The 12th section of the Act of 1856 appears to me to contemplate and to deal with one constitution of notour bankruptcy, and one only. From the date of that con

Page: 264

stitution the sixty days before and the four months thereafter are to be reckoned. If it was not so, then creditors who did diligence within four months after the second or third or fourth constitution of notour bankruptcy would all be entitled to rank pari passu with those who had done diligence within four months of the first constitution, which would result in this, that creditors would rank pari passu who had done diligence within sixteen months after the constitution of notour bankruptcy, a result not provided for by the statute.
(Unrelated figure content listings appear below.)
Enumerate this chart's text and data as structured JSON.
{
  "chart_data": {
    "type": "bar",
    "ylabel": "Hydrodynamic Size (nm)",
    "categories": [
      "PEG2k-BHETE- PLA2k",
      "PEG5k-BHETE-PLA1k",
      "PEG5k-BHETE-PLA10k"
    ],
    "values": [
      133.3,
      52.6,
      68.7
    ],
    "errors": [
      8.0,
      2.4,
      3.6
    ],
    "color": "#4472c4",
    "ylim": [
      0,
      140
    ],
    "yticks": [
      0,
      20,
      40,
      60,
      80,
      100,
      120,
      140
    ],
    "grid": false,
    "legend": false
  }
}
In the present case notour bankruptcy was constituted, in my opinion, on 7th February, when the charge of payment given by the appellant expired. The subsequent poinding was not a reconstitution of notour bankruptcy, but merely an ordinary step in the course of following up the diligence already commenced. No doubt a poinding following upon an expired charge is in itself a mode of constituting notour bankruptcy, but it was not in this case the constitution of notour bankruptcy against his debtor by the appellant, for that had already been done. As regards his notour bankruptcy, the poinding executed by the appellant did not affect the debtor's position; he was neither more nor less notour bankrupt after the poinding than before it. I do not think the respondents can take any benefit from the provisions of section 9 of the Act of 1856. It is there provided that notour bankruptcy being once constituted shall continue in the case of a sequestration until the debtor is discharged, and in other cases until insolvency ceases “without prejudice to notour bankruptcy being a new constituted within such period.” If I read that clause alone, and apart from the other sections of the statute, I should have some difficulty in understanding the purpose of its concluding proviso. If notour bankruptcy, once constituted, is to continue in a sequestration till the debtor's discharge, and in other cases till insolvency ceases, there would appear to be no room—and indeed no reason—for providing that during that period notour bankruptcy might be constituted anew. But the difficulty disappears, and the importance and value of this provision becomes clear, when the terms of the 15th section are taken into account. I think the renewed constitution of notour bankruptcy provided for by section 9 has reference to an application for sequestration, and has no bearing or effect upon the question of the equalisation of diligence.

I am of opinion that the interlocutor appealed against should be recalled.

Lord Young, Lord Rutherfurd Clark, and the Lord Justice-Clerk concurred.

The Court pronounced the following interlocutor:—

“Find in fact that Samuel Calcraft, the common debtor, was rendered notour bankrupt on 7th February 1890 by the expiry, without payment, of the charge given him upon the appellant's decree; that a poinding of the common debtor's effects was executed at the instance of the appellant on 21st May 1890; that a sale of the poinded effects was carried through on 27th May 1890; and that the respondents and claimants produced in the process decree of payment or other liquid grounds of debt on 20th June 1890: Find in law that the respondents are not entitled to a pari passu ranking with the appellant on the proceeds of the sale carried through by him: Therefore sustain the appeal, recal the interlocutor of the Sheriff appealed against, and assoilzie the nominal raiser and appellant from the conclusions of the petition, and decern,” &c.

Counsel:

Counsel for the Appellant— Salvesen. Agent— John W. Deas, S.S.C.

Counsel for the Respondents— Goudy. Agent— Peter Morison, S.S.C.